日本のウイスキーは「原酒」だけではない
日本のウイスキー造りは、世界5大ウイスキーの中で最も歴史が浅い。サントリーの前身である寿屋が1923(大正12)年、大阪府の山崎に蒸留所を建て、1929(昭和4)年に国産ウイスキー第1号を発売したのが始まりだ。スコットランドでウイスキー造りを学んだ竹鶴政孝氏の存在はあまりにも有名だ。NHKの朝の連続テレビ小説「マッサン」のモデルになった。
日本のウイスキーの売り上げのピークは1983(昭和58)年で、2007(平成19)年には最盛期の18%まで減少した。その後のハイボールブームや「マッサン」のおかげで、シングルモルトウイスキーは品薄になり、販売を停止した銘柄もある。

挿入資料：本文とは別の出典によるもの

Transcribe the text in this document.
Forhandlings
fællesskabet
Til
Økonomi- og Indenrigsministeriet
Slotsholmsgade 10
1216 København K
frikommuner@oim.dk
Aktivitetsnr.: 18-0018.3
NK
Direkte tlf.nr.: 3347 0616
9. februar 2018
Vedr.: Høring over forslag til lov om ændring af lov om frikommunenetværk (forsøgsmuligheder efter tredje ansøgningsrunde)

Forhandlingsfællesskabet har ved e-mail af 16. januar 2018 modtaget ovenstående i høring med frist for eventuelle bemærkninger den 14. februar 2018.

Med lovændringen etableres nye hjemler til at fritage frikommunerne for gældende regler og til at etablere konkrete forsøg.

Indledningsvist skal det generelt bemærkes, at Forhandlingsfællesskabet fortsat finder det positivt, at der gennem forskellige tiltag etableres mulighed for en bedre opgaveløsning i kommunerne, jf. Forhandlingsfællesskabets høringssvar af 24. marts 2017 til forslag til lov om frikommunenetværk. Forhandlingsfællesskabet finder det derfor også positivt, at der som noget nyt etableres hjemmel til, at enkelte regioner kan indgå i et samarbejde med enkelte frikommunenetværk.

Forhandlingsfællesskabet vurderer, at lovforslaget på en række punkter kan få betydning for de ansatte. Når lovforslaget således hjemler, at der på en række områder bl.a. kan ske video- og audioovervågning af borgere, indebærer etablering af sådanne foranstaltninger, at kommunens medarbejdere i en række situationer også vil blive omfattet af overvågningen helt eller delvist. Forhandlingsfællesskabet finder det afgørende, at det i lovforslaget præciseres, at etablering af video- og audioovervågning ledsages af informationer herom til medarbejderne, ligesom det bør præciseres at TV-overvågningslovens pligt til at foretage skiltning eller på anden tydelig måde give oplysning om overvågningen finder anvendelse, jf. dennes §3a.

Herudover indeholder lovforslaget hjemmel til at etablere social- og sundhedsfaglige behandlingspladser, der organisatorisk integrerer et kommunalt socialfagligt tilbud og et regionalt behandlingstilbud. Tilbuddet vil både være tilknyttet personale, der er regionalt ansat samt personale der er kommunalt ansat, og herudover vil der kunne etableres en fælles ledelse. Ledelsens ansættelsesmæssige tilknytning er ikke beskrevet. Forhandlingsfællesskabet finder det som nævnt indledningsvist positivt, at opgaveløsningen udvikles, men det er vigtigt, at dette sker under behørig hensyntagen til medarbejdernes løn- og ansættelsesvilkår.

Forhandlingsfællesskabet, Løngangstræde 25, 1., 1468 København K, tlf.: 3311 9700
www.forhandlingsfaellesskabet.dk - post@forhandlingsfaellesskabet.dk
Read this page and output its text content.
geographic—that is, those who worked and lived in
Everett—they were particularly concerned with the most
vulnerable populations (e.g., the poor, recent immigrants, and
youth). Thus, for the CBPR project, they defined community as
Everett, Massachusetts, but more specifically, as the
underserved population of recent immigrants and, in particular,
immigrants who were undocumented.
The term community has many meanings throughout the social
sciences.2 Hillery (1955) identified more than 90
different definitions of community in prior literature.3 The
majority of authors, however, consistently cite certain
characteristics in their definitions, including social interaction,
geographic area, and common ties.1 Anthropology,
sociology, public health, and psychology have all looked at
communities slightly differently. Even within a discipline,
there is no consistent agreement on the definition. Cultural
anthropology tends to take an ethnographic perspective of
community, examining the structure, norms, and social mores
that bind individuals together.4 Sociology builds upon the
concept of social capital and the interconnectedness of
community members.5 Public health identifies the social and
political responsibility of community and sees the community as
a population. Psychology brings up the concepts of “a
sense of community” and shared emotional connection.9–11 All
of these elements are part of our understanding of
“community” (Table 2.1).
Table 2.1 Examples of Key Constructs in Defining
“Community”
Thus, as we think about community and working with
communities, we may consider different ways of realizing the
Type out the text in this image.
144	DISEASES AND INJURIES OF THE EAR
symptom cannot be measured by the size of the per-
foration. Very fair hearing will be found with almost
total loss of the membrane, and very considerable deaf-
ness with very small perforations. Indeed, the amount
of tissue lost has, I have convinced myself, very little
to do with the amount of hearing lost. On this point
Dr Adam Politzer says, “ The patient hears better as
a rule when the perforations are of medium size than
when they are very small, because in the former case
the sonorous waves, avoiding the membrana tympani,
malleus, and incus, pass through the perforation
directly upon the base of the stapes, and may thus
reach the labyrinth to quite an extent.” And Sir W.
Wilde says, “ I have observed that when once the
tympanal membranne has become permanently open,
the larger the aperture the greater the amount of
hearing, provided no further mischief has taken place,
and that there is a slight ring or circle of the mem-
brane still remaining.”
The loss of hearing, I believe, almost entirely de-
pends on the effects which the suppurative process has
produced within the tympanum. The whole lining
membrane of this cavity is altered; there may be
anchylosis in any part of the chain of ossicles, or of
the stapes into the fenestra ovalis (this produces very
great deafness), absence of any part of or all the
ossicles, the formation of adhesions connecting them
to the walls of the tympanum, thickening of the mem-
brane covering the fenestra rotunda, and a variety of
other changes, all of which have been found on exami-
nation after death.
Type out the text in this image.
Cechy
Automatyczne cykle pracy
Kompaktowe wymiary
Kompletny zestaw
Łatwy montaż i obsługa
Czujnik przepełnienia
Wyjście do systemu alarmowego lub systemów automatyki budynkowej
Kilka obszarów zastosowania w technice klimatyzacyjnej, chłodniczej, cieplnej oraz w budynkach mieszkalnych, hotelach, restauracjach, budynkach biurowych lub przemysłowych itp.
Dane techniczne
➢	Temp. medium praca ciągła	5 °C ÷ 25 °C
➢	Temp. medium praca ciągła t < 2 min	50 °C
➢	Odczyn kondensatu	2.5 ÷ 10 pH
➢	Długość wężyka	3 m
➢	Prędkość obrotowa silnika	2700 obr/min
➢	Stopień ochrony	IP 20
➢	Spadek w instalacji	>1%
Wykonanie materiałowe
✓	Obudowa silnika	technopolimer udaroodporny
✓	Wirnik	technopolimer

ウイスキーは熟成期間が必要なため、増産ができないのだ。そのため、「10年熟成」など年数を記載したものは休売となり、12年熟成は出荷制限されて潤沢に出回っていないという。価格も高騰している。
販売が増え、価格も上がり、いいこと尽くめのような日本のウイスキーだが、橋口さんは、「原酒混和率」という言葉を挙げ、問題点を指摘している。
原料から造った蒸留酒を「原酒」と呼び、その原酒が10%以上入っていれば、日本ではウイスキーとして販売できる。スコットランド、アイルランド、カナダでは「原酒」でなければウイスキーと名乗ることができない。
そのため、何が入っているかを見分けるには、ラベルをチャックする必要があるという。
「原材料の項目に『モルト』『グレーン』以外の名称(スピリッツ、醸造用アルコール等)の記載がある場合には、それらのアルコールが添加されているということです」
また、日本の酒税法では、ウイスキーの産地とラベル表記の規定がない。だから輸入原酒が使われていても「ジャパニーズ・ウイスキー」として販売されている。日本洋酒酒造組合は2016年にウイスキーの表示に関する特別委員会を設け、「ジャパニーズ・ウイスキー」の定義化に向けて議論しているが、結論は出ていないそうだ。
ウイスキーの原料となる大麦、小麦、トウモロコシによる違い、香味を出す「ピート」、蒸留、熟成、ブレンドなどウイスキーの生産法についても詳しく解説している。